Finite Element Method (FEM) using 26-node isoparametric finite elements was applied for modeling saddle-shaped head coils used in Magnetic Resonance Imaging (MRI) generating linearly polarized radiofrequency (RF) pulses at 64 MHz. The human head was modeled from MR scans of a volunteer and additional information were taken from Atlas of Sectional Human Anatomy.

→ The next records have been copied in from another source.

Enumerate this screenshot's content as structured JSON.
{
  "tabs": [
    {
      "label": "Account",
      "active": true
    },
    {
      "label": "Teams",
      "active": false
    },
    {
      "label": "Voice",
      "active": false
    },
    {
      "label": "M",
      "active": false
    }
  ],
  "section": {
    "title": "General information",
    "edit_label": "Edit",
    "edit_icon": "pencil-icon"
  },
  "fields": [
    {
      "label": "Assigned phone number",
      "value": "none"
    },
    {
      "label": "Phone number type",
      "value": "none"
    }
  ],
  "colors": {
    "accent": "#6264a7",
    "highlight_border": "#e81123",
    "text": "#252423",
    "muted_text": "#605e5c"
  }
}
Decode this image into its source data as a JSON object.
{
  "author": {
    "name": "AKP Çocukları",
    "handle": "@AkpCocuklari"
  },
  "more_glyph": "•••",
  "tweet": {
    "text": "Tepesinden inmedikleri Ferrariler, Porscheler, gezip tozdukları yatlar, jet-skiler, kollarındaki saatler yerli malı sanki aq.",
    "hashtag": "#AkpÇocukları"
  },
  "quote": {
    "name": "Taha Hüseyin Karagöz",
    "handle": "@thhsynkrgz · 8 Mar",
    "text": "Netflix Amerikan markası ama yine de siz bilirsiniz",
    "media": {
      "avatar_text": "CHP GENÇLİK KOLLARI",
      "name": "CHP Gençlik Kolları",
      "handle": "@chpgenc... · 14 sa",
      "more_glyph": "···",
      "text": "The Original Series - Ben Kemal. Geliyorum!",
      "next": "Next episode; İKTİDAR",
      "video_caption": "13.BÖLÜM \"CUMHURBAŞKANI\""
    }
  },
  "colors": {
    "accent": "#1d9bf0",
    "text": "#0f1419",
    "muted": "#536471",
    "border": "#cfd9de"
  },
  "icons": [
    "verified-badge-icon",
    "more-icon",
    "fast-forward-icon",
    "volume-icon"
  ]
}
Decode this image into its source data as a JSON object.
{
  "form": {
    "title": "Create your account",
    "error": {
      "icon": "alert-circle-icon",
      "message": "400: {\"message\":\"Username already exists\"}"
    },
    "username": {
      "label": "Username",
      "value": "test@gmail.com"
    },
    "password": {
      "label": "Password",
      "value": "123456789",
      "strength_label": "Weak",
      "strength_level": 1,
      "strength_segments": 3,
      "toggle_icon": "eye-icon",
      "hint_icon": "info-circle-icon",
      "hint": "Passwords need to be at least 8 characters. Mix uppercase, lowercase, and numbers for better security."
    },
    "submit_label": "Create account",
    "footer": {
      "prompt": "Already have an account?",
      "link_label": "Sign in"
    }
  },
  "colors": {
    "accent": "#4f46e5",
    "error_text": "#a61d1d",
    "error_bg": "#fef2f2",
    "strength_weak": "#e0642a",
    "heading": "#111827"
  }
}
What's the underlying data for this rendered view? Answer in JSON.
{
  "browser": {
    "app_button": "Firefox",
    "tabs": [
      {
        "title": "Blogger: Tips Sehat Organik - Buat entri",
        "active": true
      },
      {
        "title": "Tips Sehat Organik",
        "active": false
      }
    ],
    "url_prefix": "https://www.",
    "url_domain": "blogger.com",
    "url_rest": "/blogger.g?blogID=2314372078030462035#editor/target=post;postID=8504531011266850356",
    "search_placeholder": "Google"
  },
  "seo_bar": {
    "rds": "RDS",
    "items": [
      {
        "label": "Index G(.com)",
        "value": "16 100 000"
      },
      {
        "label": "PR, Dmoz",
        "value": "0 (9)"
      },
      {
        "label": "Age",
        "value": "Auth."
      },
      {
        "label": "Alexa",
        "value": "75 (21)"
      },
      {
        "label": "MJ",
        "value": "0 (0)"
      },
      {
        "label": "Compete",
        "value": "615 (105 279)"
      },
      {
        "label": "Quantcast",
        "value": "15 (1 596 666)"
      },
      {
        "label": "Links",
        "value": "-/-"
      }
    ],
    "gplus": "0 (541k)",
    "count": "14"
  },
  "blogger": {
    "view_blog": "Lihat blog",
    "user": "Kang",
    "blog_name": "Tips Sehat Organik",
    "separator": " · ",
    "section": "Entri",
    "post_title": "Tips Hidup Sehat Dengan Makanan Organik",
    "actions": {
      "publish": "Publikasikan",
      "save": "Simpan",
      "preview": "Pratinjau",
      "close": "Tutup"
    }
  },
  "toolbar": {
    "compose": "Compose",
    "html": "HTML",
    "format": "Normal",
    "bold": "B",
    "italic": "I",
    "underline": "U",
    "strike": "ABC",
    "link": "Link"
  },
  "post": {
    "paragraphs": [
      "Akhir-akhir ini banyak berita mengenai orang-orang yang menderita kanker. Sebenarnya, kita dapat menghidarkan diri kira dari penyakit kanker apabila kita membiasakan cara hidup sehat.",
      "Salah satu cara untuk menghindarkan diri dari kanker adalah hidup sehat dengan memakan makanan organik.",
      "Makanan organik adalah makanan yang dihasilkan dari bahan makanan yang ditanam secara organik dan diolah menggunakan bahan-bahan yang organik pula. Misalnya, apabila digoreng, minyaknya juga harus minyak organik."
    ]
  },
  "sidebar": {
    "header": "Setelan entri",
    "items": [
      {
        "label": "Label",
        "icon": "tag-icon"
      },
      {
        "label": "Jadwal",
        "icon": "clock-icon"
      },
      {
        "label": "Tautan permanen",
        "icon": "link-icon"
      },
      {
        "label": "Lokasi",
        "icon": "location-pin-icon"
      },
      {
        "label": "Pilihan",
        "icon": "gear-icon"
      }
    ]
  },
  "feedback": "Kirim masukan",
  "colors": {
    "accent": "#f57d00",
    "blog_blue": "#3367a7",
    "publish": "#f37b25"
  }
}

The physical dimensions of the head coil and the head permit a calculation of the outside magnetic field by a quasistatic approach. Of course, a full-wave approach was applied within the head. Values of specific energy--specific absorption (SA)--as well as of specific power--specific absorption rate (SAR)--were calculated by the method, simulating the real exposure conditions during MRI. Although the results of the used numerical method were compared previously to the results of the analytical solution with homogeneous sphere and to the results of RF measurements on heterogeneous phantom, a comparison between the numerical results of the modeled human head and in vivo measurements performed on the human head of the volunteer was made once more. Since the results are in excellent agreement, they argue for the correctness of the numerical method. The "worst-case" temperature elevations delta theta of the "hot-spots" were calculated, as well. Finally, the results of SA, SAR, and delta theta are compared to the existing recommendations.
采用26节点等参有限元的有限元方法(FEM),对用于磁共振成像(MRI)的鞍形头部线圈进行建模,该线圈可在64MHz频率下产生线性极化射频(RF)脉冲。根据一名志愿者的磁共振扫描数据对人体头部进行建模,并从《人体断面解剖图谱》中获取其他信息。头部线圈和头部的物理尺寸允许通过准静态方法计算外部磁场。当然,在头部内部采用了全波方法。通过该方法计算比能量——比吸收率(SA)以及比功率——比吸收率(SAR),模拟MRI过程中的实际暴露条件。尽管之前已将所使用数值方法的结果与均匀球体解析解的结果以及非均匀体模上的射频测量结果进行了比较,但还是再次对模拟人体头部的数值结果与对志愿者头部进行的体内测量结果进行了比较。由于结果高度吻合,这证明了数值方法的正确性。还计算了“热点”的“最坏情况”温度升高量Δθ。最后,将SA、SAR和Δθ的结果与现有建议进行了比较。